For information on Linux in India, a good place to start is Linux-India.org.
Hospital information system vendors do not get sued when a patient has a bad outcome. The doctor gets sued and the hospital gets sued but not the IS vendor. This is not an issue.
Opera for Windows rocks. Definitely worth the $35 I paid them for it. I'm really looking forward to the Linux version so I can stop using Netscape. Yeah, I'm also glad Mozilla's coming, so there will be a free browser too.
Linux needs lots of good software, both free and proprietary. Every good product like Opera that becomes available for Linux makes it a more viable platform for business and home desktops.
Dr. Strangelove was modeled after Henry Kissinger.

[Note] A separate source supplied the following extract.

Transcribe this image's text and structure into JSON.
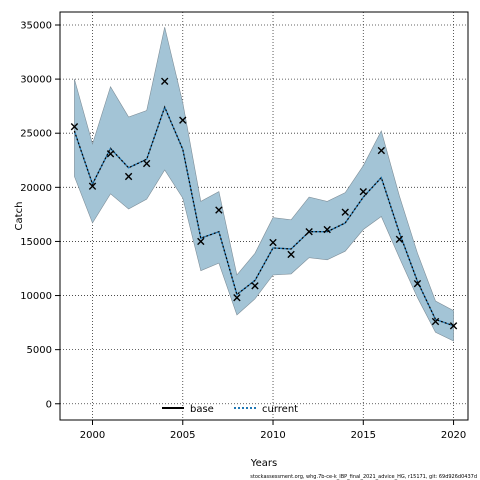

If Sun buys SO and AOL wants non-MS software, does that mean AOL could somehow take advantage of Sun's new office suite? If it gets rewritten in pure Java, could AOL use this to integrate a non-MS office suite into AOL. I'm not sure if this would make sense, but it might help AOL move average users away from Microsoft dependence and toward AOL / Netscape / Sun dependence.
Based on this column, I think Bob Metcalf had a bad hair day regarding Linux. Based on other columns of his, I think he's been having a bad hair day about Linux for a while. Why?
I think there is something about OSS and Linux that rubs him the wrong way. It's not that he disagrees with it. It's more like it offends him because it represents the possibility of a new way of thinking, a world he just can't fit into.
Microsoft is the most powerful company in the world, and the world is addicted to its software. If Linux succeeds, it will be because it represents something more powerful than Microsoft. What could that be? Someone once said "There's nothing more powerful than an idea whose time has come." The time for an idea comes when the consciousness of the world changes in a way that supports that idea. If the consciousness of the educated computer-using public is really beginning to change, then Linux will succeed and nothing will be able to stop it. It the consciousness is "business-as-usual" except for a bunch of lunatic Commies, as Metcalf suggests, then Linux will fade out of view.
So this is the question: Is a change in consciousness emerging in the world of educated technology-users? I think there just might be, and I can see why Bob Metcalf is having an ongoing bad hair day about it.
You know, one thing the inaccuracies in the column demonstrate is how hard it is for people to grasp what Linux is and what OSS is about. They read some things, or hear some things, and they try to fit it into their model of the world. It doesn't fit, so they think it's crazy, or it's a guaranteed money loser, or whatever. But they don't grasp it. Jack's a good example of this.
It's easy to forget that Linux and OSS just don't fit into most people's view of how things work.